Putin: No! But now, as just an example, say you want to hold the march where people want to get to their dachas on a Friday. Or on a Sunday, when everyone is returning from their dachas. Yes [sarcastically], they cuss you out so terribly about this! And the local authorities, of course, are all in cahoots.
But this certainly doesn’t mean that the state should hide behind these things I’ve just mentioned and make it impossible to express free speech. This is just a question that must be decided with the [local] authorities.
I hope that in Petersburg it will be done exactly like that, rationally, allowing citizens their right to express their disagreement with the policies of the authorities about this or that issue. But I also hope that the people who participate in this march don’t interfere with others who don’t want to demonstrate, who just want to get home on time, to their families, to their children, and so on. It has to work out [for everyone].
Now, I want you to understand. To me, and I’m sure to other representatives of the government, this doesn’t interfere — on the contrary, it helps.
Shevchuk: Of course.
Putin: If I see that people aren’t just going out on the street “to make a scene” and self-promote, and that they’re saying something real and concrete, pointing out certain weaknesses to which the authorities need to pay better attention — then what’s bad there? Thank you, it needs to be said!
Putin: That is how I relate to this issue.
Shevchuk: But, you see, local officials here just close off all the squares with any roundabouts on the day.
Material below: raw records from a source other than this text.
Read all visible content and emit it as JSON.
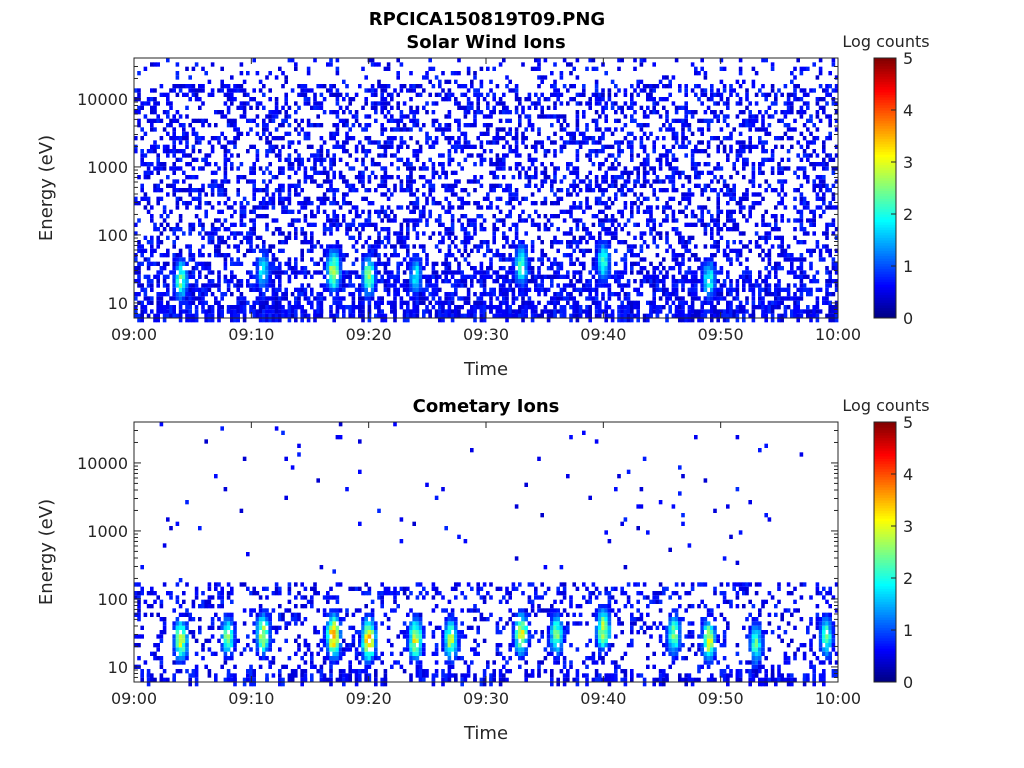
{
  "figure": {
    "title": "RPCICA150819T09.PNG"
  },
  "chart_data": [
    {
      "type": "heatmap",
      "title": "Solar Wind Ions",
      "xlabel": "Time",
      "ylabel": "Energy (eV)",
      "x_ticks": [
        "09:00",
        "09:10",
        "09:20",
        "09:30",
        "09:40",
        "09:50",
        "10:00"
      ],
      "xlim": [
        "09:00",
        "10:00"
      ],
      "y_scale": "log",
      "y_ticks": [
        "10",
        "100",
        "1000",
        "10000"
      ],
      "ylim": [
        6,
        40000
      ],
      "colorbar": {
        "label": "Log counts",
        "ticks": [
          "0",
          "1",
          "2",
          "3",
          "4",
          "5"
        ],
        "range": [
          0,
          5
        ],
        "colormap": "jet"
      },
      "peaks": [
        {
          "time": "09:04",
          "energy_eV": 22,
          "log_counts": 2.5
        },
        {
          "time": "09:11",
          "energy_eV": 30,
          "log_counts": 2.0
        },
        {
          "time": "09:17",
          "energy_eV": 30,
          "log_counts": 3.0
        },
        {
          "time": "09:20",
          "energy_eV": 25,
          "log_counts": 2.6
        },
        {
          "time": "09:24",
          "energy_eV": 25,
          "log_counts": 2.0
        },
        {
          "time": "09:33",
          "energy_eV": 35,
          "log_counts": 2.4
        },
        {
          "time": "09:40",
          "energy_eV": 40,
          "log_counts": 2.2
        },
        {
          "time": "09:49",
          "energy_eV": 22,
          "log_counts": 2.2
        }
      ]
    },
    {
      "type": "heatmap",
      "title": "Cometary Ions",
      "xlabel": "Time",
      "ylabel": "Energy (eV)",
      "x_ticks": [
        "09:00",
        "09:10",
        "09:20",
        "09:30",
        "09:40",
        "09:50",
        "10:00"
      ],
      "xlim": [
        "09:00",
        "10:00"
      ],
      "y_scale": "log",
      "y_ticks": [
        "10",
        "100",
        "1000",
        "10000"
      ],
      "ylim": [
        6,
        40000
      ],
      "colorbar": {
        "label": "Log counts",
        "ticks": [
          "0",
          "1",
          "2",
          "3",
          "4",
          "5"
        ],
        "range": [
          0,
          5
        ],
        "colormap": "jet"
      },
      "peaks": [
        {
          "time": "09:04",
          "energy_eV": 25,
          "log_counts": 3.0
        },
        {
          "time": "09:08",
          "energy_eV": 28,
          "log_counts": 2.6
        },
        {
          "time": "09:11",
          "energy_eV": 30,
          "log_counts": 3.0
        },
        {
          "time": "09:17",
          "energy_eV": 28,
          "log_counts": 3.8
        },
        {
          "time": "09:20",
          "energy_eV": 25,
          "log_counts": 3.6
        },
        {
          "time": "09:24",
          "energy_eV": 25,
          "log_counts": 3.2
        },
        {
          "time": "09:27",
          "energy_eV": 25,
          "log_counts": 2.8
        },
        {
          "time": "09:33",
          "energy_eV": 30,
          "log_counts": 3.2
        },
        {
          "time": "09:36",
          "energy_eV": 30,
          "log_counts": 2.6
        },
        {
          "time": "09:40",
          "energy_eV": 35,
          "log_counts": 3.0
        },
        {
          "time": "09:46",
          "energy_eV": 30,
          "log_counts": 2.6
        },
        {
          "time": "09:49",
          "energy_eV": 25,
          "log_counts": 3.2
        },
        {
          "time": "09:53",
          "energy_eV": 22,
          "log_counts": 2.4
        },
        {
          "time": "09:59",
          "energy_eV": 28,
          "log_counts": 2.4
        }
      ]
    }
  ]
}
There’s a great deal of hypocrisy here.
Putin: Here I agree with you.
Shevchuk: I want to tell you that last year people fought to save the architectural center of Petersburg. How they put the screws to us, you can’t even imagine. But still we fought for the city, the same city where you were born, this wonderful pearl of the world. But it didn’t matter what we did, what obstacles we put in the way [of wrecking crews]. And the people are only enraged because of this. Why do this? You carry a lot of weight with these people. You’ve got to use it somehow.
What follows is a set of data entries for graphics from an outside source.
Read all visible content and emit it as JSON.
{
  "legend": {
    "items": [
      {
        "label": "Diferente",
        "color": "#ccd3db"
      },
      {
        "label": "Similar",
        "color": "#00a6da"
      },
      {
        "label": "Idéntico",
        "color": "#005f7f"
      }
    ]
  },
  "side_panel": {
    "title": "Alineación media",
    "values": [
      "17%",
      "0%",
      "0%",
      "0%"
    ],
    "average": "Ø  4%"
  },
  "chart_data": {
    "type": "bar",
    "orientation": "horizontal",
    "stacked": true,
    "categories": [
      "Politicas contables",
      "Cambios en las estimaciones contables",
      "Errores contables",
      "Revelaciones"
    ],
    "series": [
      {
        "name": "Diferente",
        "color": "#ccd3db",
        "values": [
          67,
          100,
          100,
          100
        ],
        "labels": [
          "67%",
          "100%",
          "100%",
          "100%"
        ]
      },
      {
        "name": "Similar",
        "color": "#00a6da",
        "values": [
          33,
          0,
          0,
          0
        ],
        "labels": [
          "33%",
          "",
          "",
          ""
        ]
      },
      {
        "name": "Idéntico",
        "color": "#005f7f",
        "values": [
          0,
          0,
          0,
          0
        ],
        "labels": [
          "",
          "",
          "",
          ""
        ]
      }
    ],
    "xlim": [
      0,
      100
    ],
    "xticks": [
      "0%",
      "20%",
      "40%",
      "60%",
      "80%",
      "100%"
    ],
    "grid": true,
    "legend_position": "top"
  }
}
Putin: [My 'weight' is] 76 kilograms.[Here they're interrupted and the conversation between Putin and Shevchuk stops for awhile.]
Shevchuk: I’d like to propose a small toast, and [then] let’s get to work… May I make a toast? I would like to toast our children. What kind of country are they going to live in — a country that’s bleak, corrupt, totalitarian, authoritarian, with only one party, one anthem, one thought…
Putin: But there should certainly be just one anthem.
Shevchuk: Or in a bright, democratic country, where everyone is truly equal before the law? That’s all that’s needed. Though, unfortunately, we don’t have it right now. I wish very much that our children lived and were healthy in such a country. That’s the toast.
Yarmol’nik: Lovely.[Someone at the table says, "But it's only water! What kind of drink is that for a toast?!"]
Putin: The drink suits the toast. [Laughter]
Shevchuk: By the way, I want to say that it would be all the better if children choose a sober lifestyle.
Putin: Correct. And as far as ‘the one anthem’ is concerned, Yura, you’re clearly exaggerating. Regarding ‘one anthem,’ this is a Freudian slip, as they say in such cases. In the early 2000s, you know, when we began to look at the Constitution, and the charters of the subjects of the Federation and of our republics — there was democracy. There was everything: sovereignty, our own border, and property. The only thing there wasn’t was a technical definition of what constituted a subject of the Russian Federation.
So I fully stand by what I said. They should always be joined together: both democracy and legality. Legality is impossible without democracy, and democracy is impossible without the observance of laws. It seems to me that this is the obvious truth.
Shevchuk: The country is ignorant, no one knows this.
Putin: Many people know this.
Shevchuk: You have to inculcate this understanding, [and do] exactly what we’re doing now.
Putin: If we’re again in the company of such respected people as the people gathered here today, we’ll talk about this more often, and greater and greater numbers of people will know about this.